#!/usr/bin/env python
"""Check that Python.h is included before any stdlib headers.

May be a bit overzealous, but it should get the job done.
"""
import argparse
import fnmatch
import os.path
import re
import subprocess
import sys

from get_submodule_paths import get_submodule_paths

HEADER_PATTERN = re.compile(
    r'^\s*#\s*include\s*[<"]((?:\w+/)*\w+(?:\.h[hp+]{0,2})?)[>"]\s*$'
)

PYTHON_INCLUDING_HEADERS = [
    "Python.h",
    # This isn't all of Python.h, but it is the visibility macros
    "pyconfig.h",
    "numpy/npy_common.h",
    "numpy/npy_math.h",
    "numpy/arrayobject.h",
    "numpy/ndarrayobject.h",
    "numpy/ndarraytypes.h",
    "numpy/random/distributions.h",
    "npy_sort.h",
    "npy_config.h",
    "common.h",
    "npy_cpu_features.h",
    # Boost::Python
    "boost/python.hpp",
]
LEAF_HEADERS = [
    "numpy/numpyconfig.h",
    "numpy/npy_os.h",
    "numpy/npy_cpu.h",
    "numpy/utils.h",
]

C_CPP_EXTENSIONS = (".c", ".h", ".cpp", ".hpp", ".cc", ".hh", ".cxx", ".hxx")
# check against list in diff_files

PARSER = argparse.ArgumentParser(description=__doc__)
PARSER.add_argument(
    "files",
    nargs="*",
    help="Lint these files or directories; use **/*.c to lint all files\n"
    "Expects relative paths",
)


def check_python_h_included_first(name_to_check: str) -> int:
    """Check that the passed file includes Python.h first if it does at all.

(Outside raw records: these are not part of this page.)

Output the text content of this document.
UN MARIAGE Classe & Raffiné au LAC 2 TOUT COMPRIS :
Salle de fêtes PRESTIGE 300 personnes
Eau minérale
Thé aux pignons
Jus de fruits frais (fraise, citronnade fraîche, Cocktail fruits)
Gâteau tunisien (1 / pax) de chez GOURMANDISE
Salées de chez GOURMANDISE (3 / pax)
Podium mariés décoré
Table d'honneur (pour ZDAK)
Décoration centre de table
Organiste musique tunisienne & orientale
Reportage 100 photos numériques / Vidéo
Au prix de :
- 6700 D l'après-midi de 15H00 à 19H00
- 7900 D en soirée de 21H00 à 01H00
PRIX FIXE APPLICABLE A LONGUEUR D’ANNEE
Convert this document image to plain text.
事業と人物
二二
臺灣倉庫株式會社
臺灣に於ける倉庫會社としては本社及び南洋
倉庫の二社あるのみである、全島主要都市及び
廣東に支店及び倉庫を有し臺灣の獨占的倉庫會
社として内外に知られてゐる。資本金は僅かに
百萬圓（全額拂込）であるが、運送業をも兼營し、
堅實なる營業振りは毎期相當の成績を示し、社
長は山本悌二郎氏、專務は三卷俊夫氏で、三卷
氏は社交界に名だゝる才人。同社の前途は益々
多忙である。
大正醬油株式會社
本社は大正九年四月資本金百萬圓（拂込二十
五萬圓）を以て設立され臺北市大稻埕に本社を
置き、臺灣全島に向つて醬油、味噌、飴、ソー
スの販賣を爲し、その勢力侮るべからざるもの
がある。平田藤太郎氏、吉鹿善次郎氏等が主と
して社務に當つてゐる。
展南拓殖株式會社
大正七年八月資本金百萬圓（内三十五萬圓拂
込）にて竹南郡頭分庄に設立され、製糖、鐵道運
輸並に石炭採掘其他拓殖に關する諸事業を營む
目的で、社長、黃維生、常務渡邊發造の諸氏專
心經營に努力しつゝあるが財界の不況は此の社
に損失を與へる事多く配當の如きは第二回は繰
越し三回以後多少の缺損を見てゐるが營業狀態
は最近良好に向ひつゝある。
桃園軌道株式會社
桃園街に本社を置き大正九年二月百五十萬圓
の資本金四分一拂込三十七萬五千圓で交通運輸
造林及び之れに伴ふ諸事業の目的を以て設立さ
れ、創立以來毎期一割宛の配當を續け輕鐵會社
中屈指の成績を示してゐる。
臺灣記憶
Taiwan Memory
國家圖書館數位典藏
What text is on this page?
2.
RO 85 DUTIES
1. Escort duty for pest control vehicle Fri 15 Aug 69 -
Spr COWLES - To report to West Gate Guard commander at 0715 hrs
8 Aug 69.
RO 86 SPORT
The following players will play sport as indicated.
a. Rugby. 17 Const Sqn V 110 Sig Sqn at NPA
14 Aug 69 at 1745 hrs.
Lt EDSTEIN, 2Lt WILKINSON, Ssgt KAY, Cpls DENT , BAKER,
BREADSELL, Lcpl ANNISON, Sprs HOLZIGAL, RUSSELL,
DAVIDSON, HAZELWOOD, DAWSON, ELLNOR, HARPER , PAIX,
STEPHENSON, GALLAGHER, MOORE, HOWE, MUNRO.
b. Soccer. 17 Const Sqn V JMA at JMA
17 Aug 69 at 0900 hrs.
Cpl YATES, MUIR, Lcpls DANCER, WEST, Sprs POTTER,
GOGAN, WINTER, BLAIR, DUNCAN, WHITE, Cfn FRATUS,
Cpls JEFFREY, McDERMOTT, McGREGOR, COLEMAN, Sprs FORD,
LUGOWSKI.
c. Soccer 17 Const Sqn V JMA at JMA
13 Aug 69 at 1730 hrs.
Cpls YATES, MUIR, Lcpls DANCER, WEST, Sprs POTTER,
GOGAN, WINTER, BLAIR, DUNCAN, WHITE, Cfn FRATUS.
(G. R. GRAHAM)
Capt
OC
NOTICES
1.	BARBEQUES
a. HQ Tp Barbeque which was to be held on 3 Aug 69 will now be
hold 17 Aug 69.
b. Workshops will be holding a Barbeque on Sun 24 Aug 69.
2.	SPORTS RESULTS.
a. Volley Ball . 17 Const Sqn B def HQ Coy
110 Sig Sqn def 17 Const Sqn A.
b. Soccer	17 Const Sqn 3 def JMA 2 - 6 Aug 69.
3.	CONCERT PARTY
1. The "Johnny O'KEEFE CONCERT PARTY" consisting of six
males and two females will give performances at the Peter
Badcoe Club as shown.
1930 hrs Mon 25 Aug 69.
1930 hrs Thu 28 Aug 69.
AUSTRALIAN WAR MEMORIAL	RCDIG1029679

    Perhaps overzealous, but that should work around concerns with
    recursion.

    Parameters
    ----------
    name_to_check : str
        The name of the file to check.

    Returns
    -------
    int
        The number of headers before Python.h
    """
    included_python = False
    included_non_python_header = []
    warned_python_construct = False
    basename_to_check = os.path.basename(name_to_check)
    in_comment = False
    includes_headers = False
    with open(name_to_check) as in_file:
        for i, line in enumerate(in_file, 1):
            # Very basic comment parsing
            # Assumes /*...*/ comments are on their own lines
            if "/*" in line:
                if "*/" not in line:
                    in_comment = True
                # else-branch could use regex to remove comment and continue
                continue
            if in_comment:
                if "*/" in line:
                    in_comment = False
                continue
            line = line.split("//", 1)[0].strip()
            match = HEADER_PATTERN.match(line)
            if match:
                includes_headers = True
                this_header = match.group(1)
                if this_header in PYTHON_INCLUDING_HEADERS:
                    if included_non_python_header and not included_python:
                        # Headers before python-including header
                        print(
                            f"Header before Python.h in file {name_to_check:s}\n"
                            f"Python.h on line {i:d}, other header(s) on line(s)"
                            f" {included_non_python_header}",
                            file=sys.stderr,
                        )
                    # else:  # no headers before python-including header
                    included_python = True
                    PYTHON_INCLUDING_HEADERS.append(basename_to_check)
                    if os.path.dirname(name_to_check).endswith("include/numpy"):
                        PYTHON_INCLUDING_HEADERS.append(f"numpy/{basename_to_check:s}")
                    # We just found out where Python.h comes in this file
                    break
                elif this_header in LEAF_HEADERS:
                    # This header is just defines, so it won't include
                    # the system headers that cause problems
                    continue
                elif not included_python and (
                    "numpy/" in this_header
                    and this_header not in LEAF_HEADERS
                    or "python" in this_header.lower()
                ):
                    print(
                        f"Python.h not included before python-including header "
                        f"in file {name_to_check:s}\n"
                        f"{this_header:s} on line {i:d}",
                        file=sys.stderr,
                    )
                    included_python = True
                    PYTHON_INCLUDING_HEADERS.append(basename_to_check)
                elif not included_python and this_header not in LEAF_HEADERS:
                    included_non_python_header.append(i)
            elif (
                not included_python
                and not warned_python_construct
                and ".h" not in basename_to_check
            ) and ("py::" in line or "PYBIND11_" in line):
                print(
                    "Python-including header not used before python constructs "
                    f"in file {name_to_check:s}\nConstruct on line {i:d}",
                    file=sys.stderr,
                )
                warned_python_construct = True
    if not includes_headers:
        LEAF_HEADERS.append(basename_to_check)
    return included_python and len(included_non_python_header)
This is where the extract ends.